Biden’ın kapsamlı göçmenlik reform tasarısını geçirme ihtimali, Demokratların geniş ölçüde sandalye kaybetmesinin beklendiği ara sınavlardan sonra daha da kötüleşebilir.
Geçen hafta, Dick Durbin, Ill., Alex Padilla, California, Thom Tillis, NC ve John Cornyn, Teksas dahil olmak üzere iki taraflı bir Senatör grubu, göçmenlik önlemlerini geçirme tartışmalarına yeniden başladı. Yoklama.

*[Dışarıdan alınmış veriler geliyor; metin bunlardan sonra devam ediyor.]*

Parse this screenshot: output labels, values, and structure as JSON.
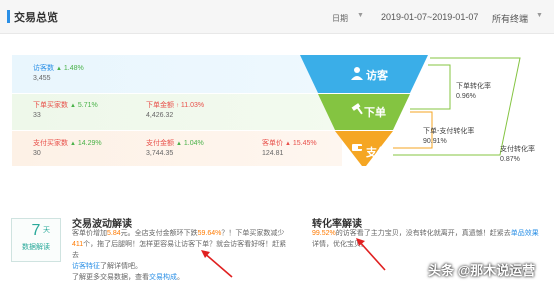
{
  "header": {
    "title": "交易总览",
    "date_label": "日期",
    "date_caret": "▼",
    "date_range": "2019-01-07~2019-01-07",
    "terminal": "所有终端",
    "terminal_caret": "▼"
  },
  "metrics": {
    "visitors": {
      "label": "访客数",
      "arrow": "▲",
      "pct": "1.48%",
      "value": "3,455"
    },
    "order_buyers": {
      "label": "下单买家数",
      "arrow": "▲",
      "pct": "5.71%",
      "value": "33"
    },
    "order_amount": {
      "label": "下单金额",
      "arrow": "↑",
      "pct": "11.03%",
      "value": "4,426.32"
    },
    "pay_buyers": {
      "label": "支付买家数",
      "arrow": "▲",
      "pct": "14.29%",
      "value": "30"
    },
    "pay_amount": {
      "label": "支付金额",
      "arrow": "▲",
      "pct": "1.04%",
      "value": "3,744.35"
    },
    "unit_price": {
      "label": "客单价",
      "arrow": "▲",
      "pct": "15.45%",
      "value": "124.81"
    }
  },
  "funnel": {
    "stage1": "访客",
    "stage2": "下单",
    "stage3": "支付",
    "colors": {
      "visitor": "#3aaee8",
      "order": "#84c441",
      "pay": "#f5a623"
    }
  },
  "rates": {
    "order_rate": {
      "label": "下单转化率",
      "value": "0.96%"
    },
    "order_pay_rate": {
      "label": "下单-支付转化率",
      "value": "90.91%"
    },
    "pay_rate": {
      "label": "支付转化率",
      "value": "0.87%"
    }
  },
  "analysis": {
    "days_num": "7",
    "days_unit": "天",
    "days_label": "数据解读",
    "trade_title": "交易波动解读",
    "trade_l1a": "客单价增加",
    "trade_l1b": "5.84",
    "trade_l1c": "元。全店支付金额环下跌",
    "trade_l1d": "59.64%",
    "trade_l1e": "？！下单买家数减少",
    "trade_l2a": "411",
    "trade_l2b": "个，拖了后腿啊！怎样更容易让访客下单？就会访客看好呀！赶紧去",
    "trade_l3a": "访客特征",
    "trade_l3b": "了解详情吧。",
    "trade_l4a": "了解更多交易数据，查看",
    "trade_l4b": "交易构成",
    "trade_l4c": "。",
    "conv_title": "转化率解读",
    "conv_l1a": "99.52%",
    "conv_l1b": "的访客看了主力宝贝，没有转化就离开，真遗憾！赶紧去",
    "conv_l1c": "单品效果",
    "conv_l2": "详情，优化宝贝。"
  },
  "watermark": "头条 @那木说运营"
}
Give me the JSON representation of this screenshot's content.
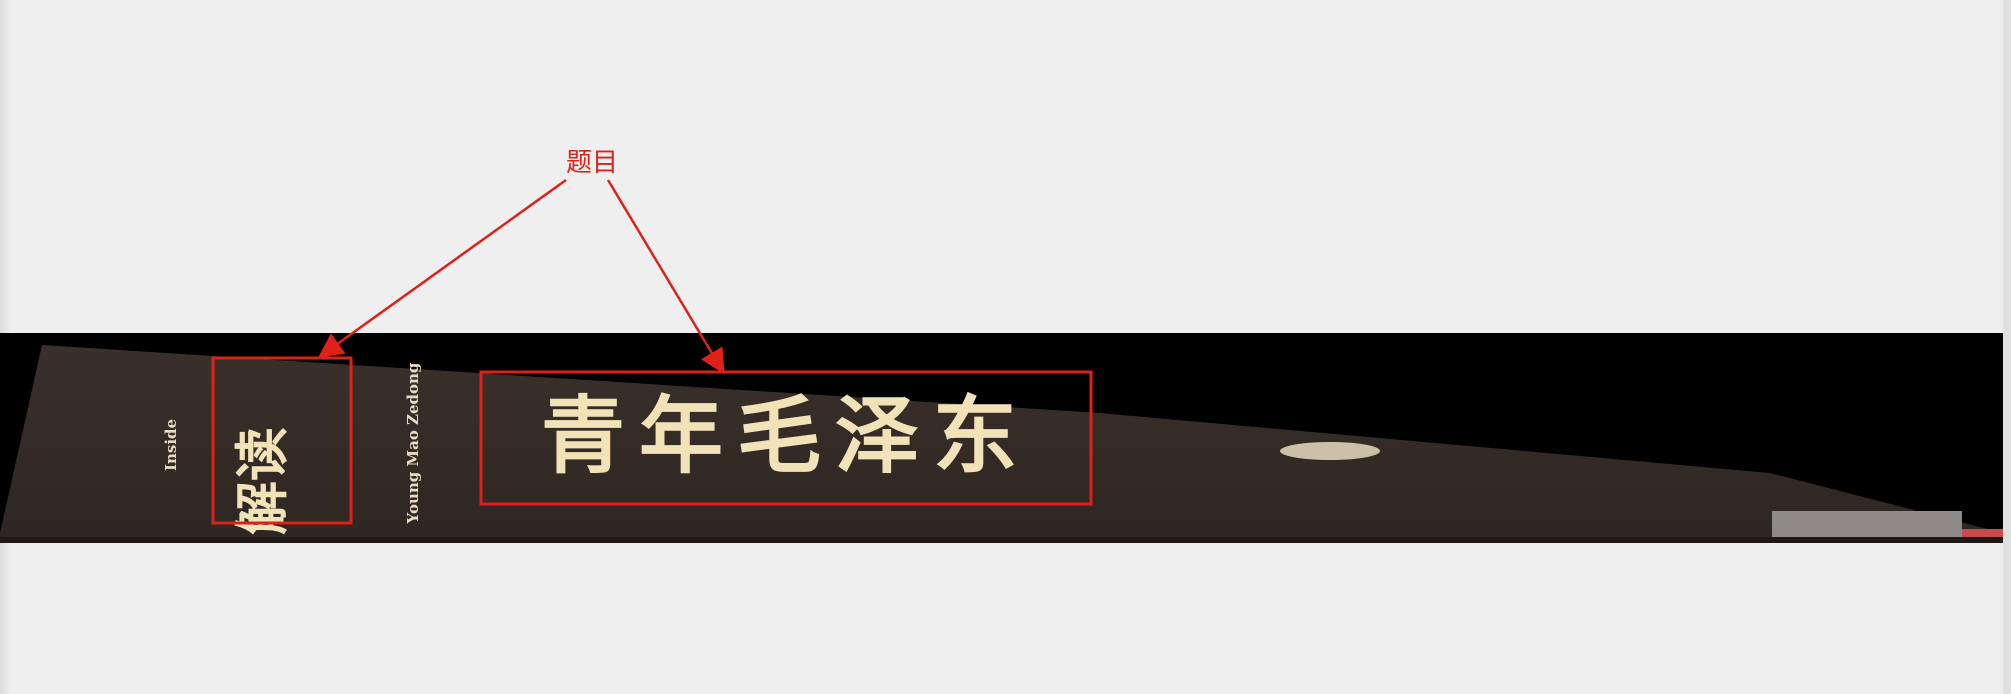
{
  "annotation": {
    "label": "题目",
    "color": "#e0201a"
  },
  "book_spine": {
    "small_left_text": "Inside",
    "left_title": "解读",
    "small_vertical_text": "Young Mao Zedong",
    "main_title": "青年毛泽东"
  }
}
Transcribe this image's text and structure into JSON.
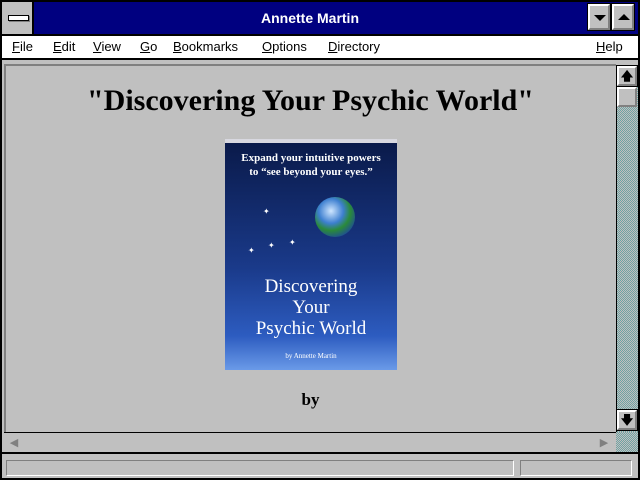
{
  "window": {
    "title": "Annette Martin"
  },
  "menubar": {
    "items": [
      "File",
      "Edit",
      "View",
      "Go",
      "Bookmarks",
      "Options",
      "Directory"
    ],
    "help": "Help"
  },
  "page": {
    "heading": "\"Discovering Your Psychic World\"",
    "book_cover": {
      "tagline_line1": "Expand your intuitive powers",
      "tagline_line2": "to “see beyond your eyes.”",
      "title_line1": "Discovering",
      "title_line2": "Your",
      "title_line3": "Psychic World",
      "author": "by Annette Martin"
    },
    "byline": "by"
  },
  "scrollbars": {
    "up_icon": "arrow-up-icon",
    "down_icon": "arrow-down-icon",
    "left_icon": "arrow-left-icon",
    "right_icon": "arrow-right-icon"
  },
  "statusbar": {
    "status_text": "",
    "progress_text": ""
  },
  "colors": {
    "titlebar": "#000080",
    "window_bg": "#c0c0c0",
    "menubar_bg": "#ffffff",
    "scroll_track": "#6fa3a3"
  }
}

Çabalarının bir yere varması pek olası olmasa da, birçok Amerikalı tartışmaların yapıldığını görmekten mutlu olabilir. göre 2020 Pew Araştırma Merkezi anketiAmerikalıların %75’i, Cumhuriyetçilerin veya Cumhuriyetçilerin %57’si ve Demokratların veya Demokratların %89’unun da dahil olduğu, belgesiz insanlar için vatandaşlığa yasal bir yol oluşturmasını desteklediğini söylüyor.
Columbia’dan Mukherjee, “Amerikan halkı ezici bir çoğunlukla göçü destekliyor” diyor. “Zorluk, Kongremizin işlevsel olmamasıdır.”